Not exactly inspiring answers. In fact, opening the reserve is just a political palliative. It contains less than a one-month supply. But the president is right about the economy, and he surely knows the deeper truth that no politician two months away from an election is likely to speak: The last 18 months' price increases are likely part of a long-term trend. And barring a recession no one wants, solutions are just as long term.

That may not be satisfying for drivers and business facing rising prices. But the source of their pain is neither profiteering oil companies nor greedy Arabs; it a rising world economy that creates vast new demand for oil just as it creates new jobs.

The good news is that only 3% of U.S. incomes are spent on oil compared with 10% 30 years ago. The economy also has grown nearly one-third more energy efficient.

And while subsidies for wishful thinking like methanol, ethanol, electric cars, wind power and solar power have wasted billions, federal and state governments have also found a better approach.
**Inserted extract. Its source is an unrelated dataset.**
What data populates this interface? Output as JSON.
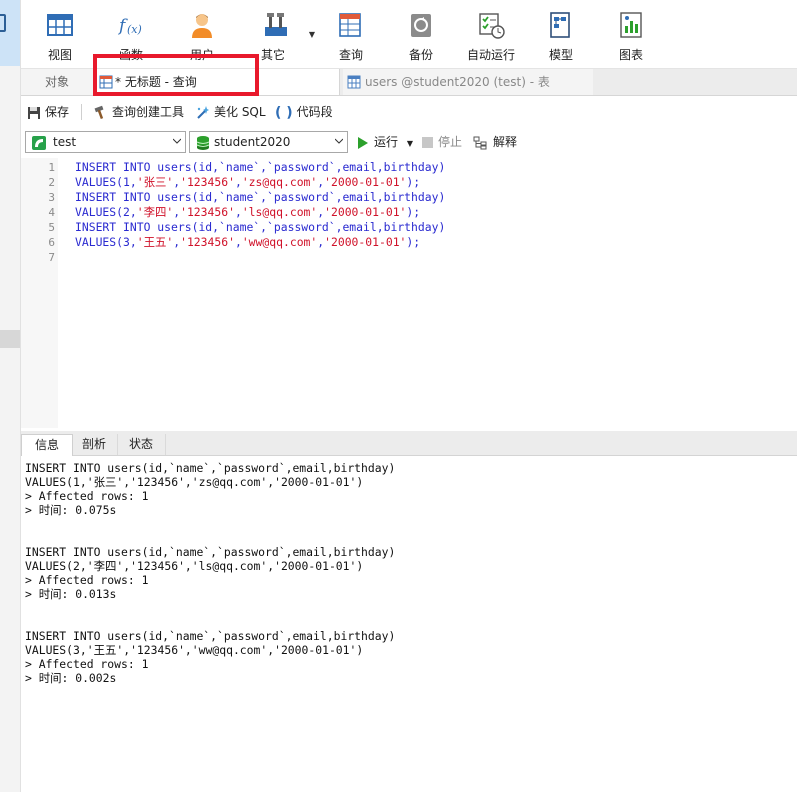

The answer -- though not a quick one -- is to set goals that encourage innovation rather than favoring one technology.

The federal government's Partnership for a New Generation of Vehicles attempts to triple gas mileage while letting automakers decide how to do so. California is backing away from its electric car mandates -- abandoning 1998 and amending 2003 requirements for ''zero-emissions vehicles.'' Instead it's pushing for lower pollution through gas-electric hybrids and methanol-powered fuel cells. Both programs set goals and let companies find ways to meet them.

Eventually, and particularly with rising prices, those efforts should produce technologies that reduce or replace gas consumption by cars, which consume 40% of the world's oil supply. Prices would tumble.

As unsatisfying as that is, it's all that can be done beyond encouraging oil producing nations to increase production enough to avoid recession -- a lesson they learned for themselves in the 1970s.

Protests or not, only time, technology and the pain of high prices will ever diminish the thirst for oil.